February is Black Heritage Month, a time designated to celebrate the African diaspora. This year, the theme for the college’s celebration is unapologetic.
The Office of Intercultural Development organized an array of events in collaboration with student leaders including a number of talks and a dance.
“This year’s events give other [non-Black] students the opportunity to see us, to acknowledge us,” said Grayce Walker ’22, historian on the board of the Association of Black Collegians. “Because to ignore what [People of Color] have done, is to ignore the creation of this country.”
Umamah Masum ’21, the president of the Muslim Student Association organized one of the first events of the month, a talk titled “As Black Muslim as Bean Pie: Food, Faith, and Nationhood in African American Islam,” which took place on Feb. 6.
“One of my big goals was intersectionality and just being able to have a more cohesive campus and recognizing how intersectional our experiences are” Masum said.
The event aimed to recognize Black Muslims in America and address their sense of belonging to the African diaspora.
“Muslims in the United States are pinned against Black Muslims, so it was about recognizing racism within our own community and how we separate ourselves from Americans because of the whole idea of the ‘immigrant Muslim,'” Masum said.
Jerri Norman ’21, a president of National Society of Black Engineers (NSBE), organized a series of lunchtime talks titled “Real Talk with NSBE” that will take place Feb. 14, 21, and 28. The goal of the talks is for Black engineering students to discuss their undergraduate years, the Fundamentals of Engineering (FE) exam, and life after college with other students and alumni.
Additionally, this Sunday, Dr. Yusef Salaam, one of the exonerated “Central Park Five” will speak at Colton Chapel at 7 p.m.
Reanna West ‘22 who serves on the Committee for Black Heritage Month advocated for the Keynote Speaker to be part of Lafayette’s Black Heritage Month.
“[Dr.

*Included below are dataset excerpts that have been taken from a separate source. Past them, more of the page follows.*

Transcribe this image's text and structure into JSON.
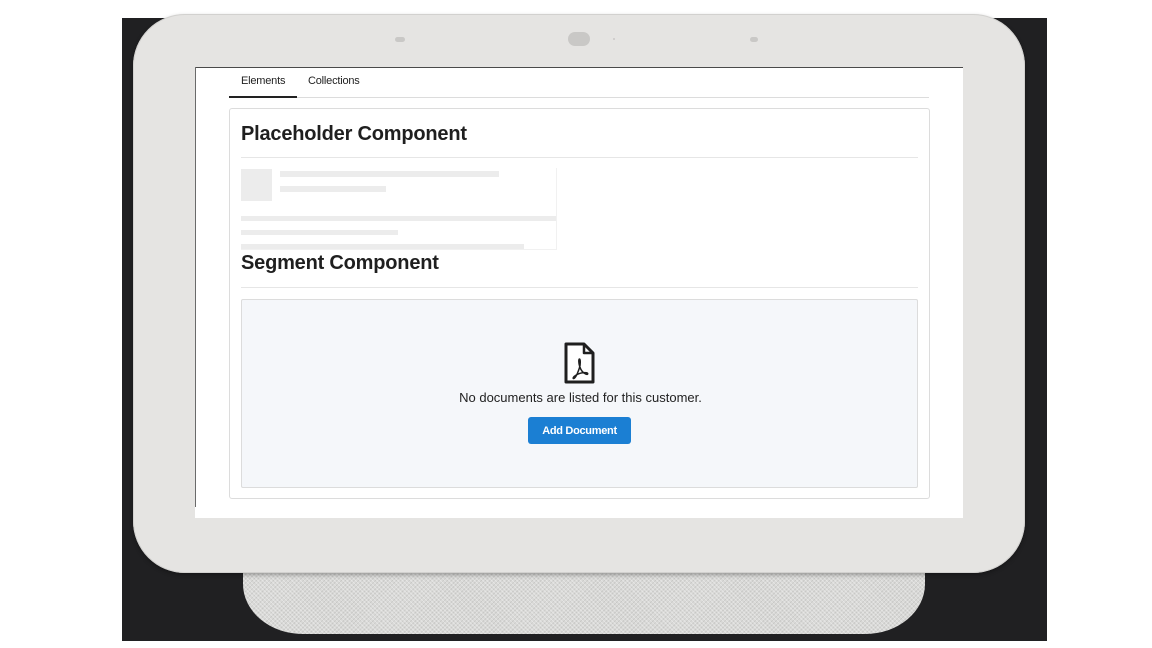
{
  "tabs": [
    {
      "label": "Elements",
      "active": true
    },
    {
      "label": "Collections",
      "active": false
    }
  ],
  "placeholder_section": {
    "title": "Placeholder Component"
  },
  "segment_section": {
    "title": "Segment Component",
    "empty_state": {
      "icon": "pdf-document-icon",
      "message": "No documents are listed for this customer.",
      "button_label": "Add Document"
    }
  },
  "colors": {
    "accent": "#1b7fd3",
    "backdrop": "#202022",
    "device_bezel": "#e5e4e2",
    "panel_background": "#f5f7fa"
  }
}
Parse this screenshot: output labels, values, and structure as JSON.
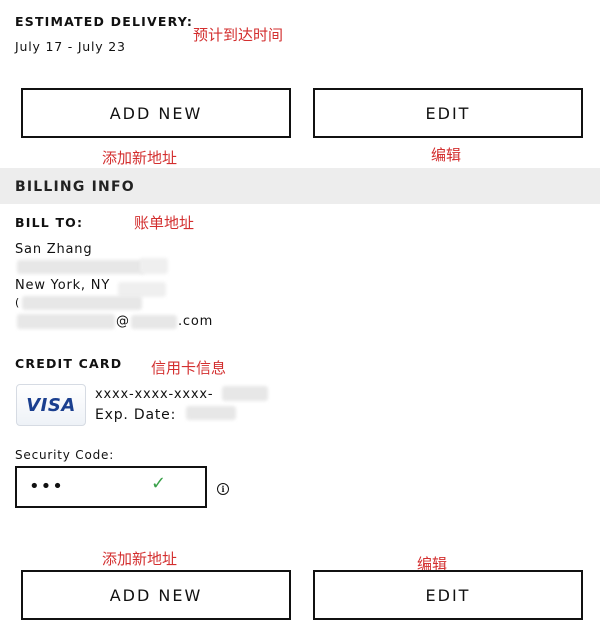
{
  "delivery": {
    "label": "ESTIMATED DELIVERY:",
    "dates": "July 17 - July 23",
    "annotation": "预计到达时间"
  },
  "shipping_buttons": {
    "add_new_label": "ADD NEW",
    "edit_label": "EDIT",
    "add_new_annotation": "添加新地址",
    "edit_annotation": "编辑"
  },
  "billing": {
    "section_title": "BILLING INFO",
    "bill_to_label": "BILL TO:",
    "bill_to_annotation": "账单地址",
    "name": "San Zhang",
    "city_state": "New York, NY",
    "phone_prefix": "(",
    "email_at": "@",
    "email_suffix": ".com"
  },
  "credit_card": {
    "label": "CREDIT CARD",
    "annotation": "信用卡信息",
    "brand": "VISA",
    "number_masked": "xxxx-xxxx-xxxx-",
    "exp_label": "Exp. Date:"
  },
  "security": {
    "label": "Security Code:",
    "value": "•••",
    "check_icon": "checkmark-icon",
    "info_icon": "info-icon"
  },
  "billing_buttons": {
    "add_new_label": "ADD NEW",
    "edit_label": "EDIT",
    "add_new_annotation": "添加新地址",
    "edit_annotation": "编辑"
  },
  "colors": {
    "annotation": "#d32f2f",
    "band": "#ededed",
    "check": "#3aa14a",
    "visa": "#1a3f8f"
  }
}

Yusef Salaam] is literally the definition of ‘unapologetic’. You have this man who went through something so messed up and seeing how the system treated him, him and the other four men like animals,” West said. “And for him to just rise above that and to tell his story to millions, to thousands of people…is literally unapologetic”.

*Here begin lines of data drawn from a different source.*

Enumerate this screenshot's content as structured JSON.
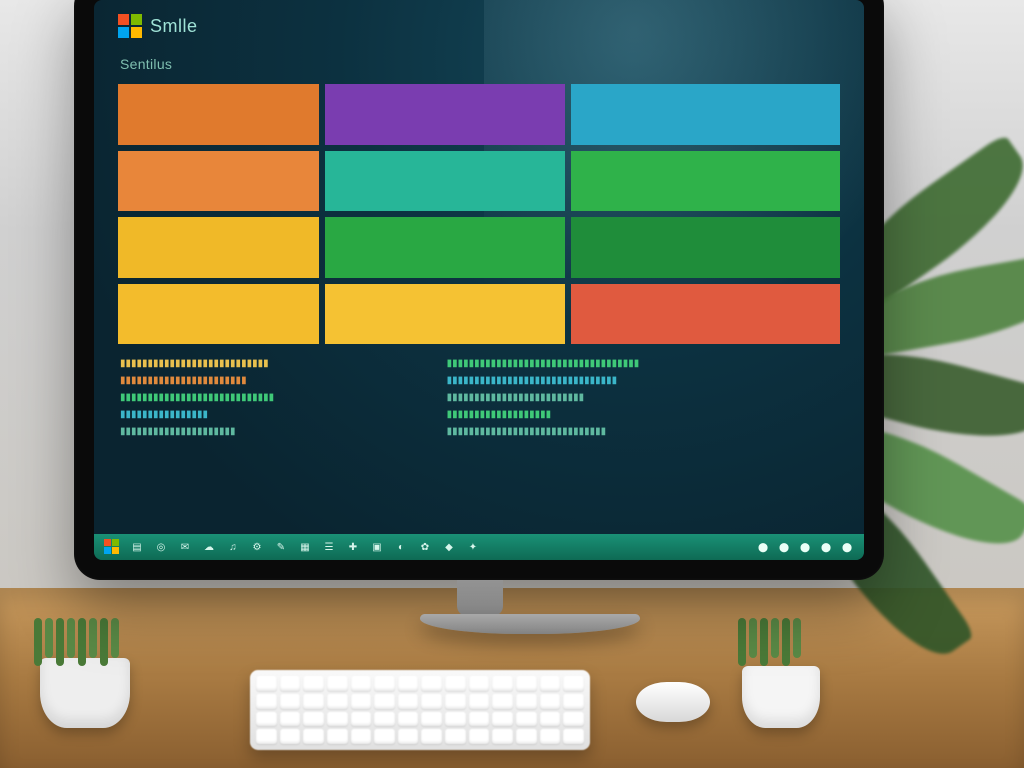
{
  "brand": "Smlle",
  "section_heading": "Sentilus",
  "tiles": [
    {
      "id": "t1",
      "color": "c-orange1",
      "title": "",
      "sub": ""
    },
    {
      "id": "t2",
      "color": "c-purple muted",
      "title": "",
      "sub": ""
    },
    {
      "id": "t3",
      "color": "c-cyan muted",
      "title": "",
      "sub": ""
    },
    {
      "id": "t4",
      "color": "c-orange2",
      "title": "",
      "sub": ""
    },
    {
      "id": "t5",
      "color": "c-teal muted",
      "title": "",
      "sub": ""
    },
    {
      "id": "t6",
      "color": "c-green1 muted",
      "title": "",
      "sub": ""
    },
    {
      "id": "t7",
      "color": "c-yellow1",
      "title": "",
      "sub": ""
    },
    {
      "id": "t8",
      "color": "c-green2 muted",
      "title": "",
      "sub": ""
    },
    {
      "id": "t9",
      "color": "c-green3 muted",
      "title": "",
      "sub": ""
    },
    {
      "id": "t10",
      "color": "c-yellow2",
      "title": "",
      "sub": ""
    },
    {
      "id": "t11",
      "color": "c-yellow3",
      "title": "",
      "sub": ""
    },
    {
      "id": "t12",
      "color": "c-red muted",
      "title": "",
      "sub": ""
    }
  ],
  "code_left": [
    {
      "cls": "hl-y",
      "txt": "▮▮▮▮▮▮▮▮▮▮▮▮▮▮▮▮▮▮▮▮▮▮▮▮▮▮▮"
    },
    {
      "cls": "hl-o",
      "txt": "▮▮▮▮▮▮▮▮▮▮▮▮▮▮▮▮▮▮▮▮▮▮▮"
    },
    {
      "cls": "hl-g",
      "txt": "▮▮▮▮▮▮▮▮▮▮▮▮▮▮▮▮▮▮▮▮▮▮▮▮▮▮▮▮"
    },
    {
      "cls": "hl-c",
      "txt": "▮▮▮▮▮▮▮▮▮▮▮▮▮▮▮▮"
    },
    {
      "cls": "",
      "txt": "▮▮▮▮▮▮▮▮▮▮▮▮▮▮▮▮▮▮▮▮▮"
    }
  ],
  "code_right": [
    {
      "cls": "hl-g",
      "txt": "▮▮▮▮▮▮▮▮▮▮▮▮▮▮▮▮▮▮▮▮▮▮▮▮▮▮▮▮▮▮▮▮▮▮▮"
    },
    {
      "cls": "hl-c",
      "txt": "▮▮▮▮▮▮▮▮▮▮▮▮▮▮▮▮▮▮▮▮▮▮▮▮▮▮▮▮▮▮▮"
    },
    {
      "cls": "",
      "txt": "▮▮▮▮▮▮▮▮▮▮▮▮▮▮▮▮▮▮▮▮▮▮▮▮▮"
    },
    {
      "cls": "hl-g",
      "txt": "▮▮▮▮▮▮▮▮▮▮▮▮▮▮▮▮▮▮▮"
    },
    {
      "cls": "",
      "txt": "▮▮▮▮▮▮▮▮▮▮▮▮▮▮▮▮▮▮▮▮▮▮▮▮▮▮▮▮▮"
    }
  ],
  "taskbar_icons": [
    "▤",
    "◎",
    "✉",
    "☁",
    "♫",
    "⚙",
    "✎",
    "▦",
    "☰",
    "✚",
    "▣",
    "◐",
    "✿",
    "◆",
    "✦"
  ],
  "tray_icons": [
    "⬤",
    "⬤",
    "⬤",
    "⬤",
    "⬤"
  ]
}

Isaiah Osei-Gyening ‘22, the secretary of Brothers of Lafayette and the Office of Intercultural Development Research Assistant, also added that Salaam’s experience is “vital to understand how to live after being oppressed by the community and the government for so long.”
Some events for Black Heritage Month have already taken place, including an interactive museum of the history of Black Heritage Month on February 3 and a Three Kings Day celebration on February 9.
The month’s celebrations will conclude with a Black Heritage Month game night on February 21 and the “Unapologetic Dance” on February 22.
“I love Black Heritage Month because I love being Black every day but in this month, it is just little extra, so I think it’s really a celebration, it’s really just a fun time because not only we are acknowledging the struggle, we are also saying look at all those beautiful things that have come out of that. So I get to be extra Black, I get to be extra cool for twenty days out of the year,” Walker said.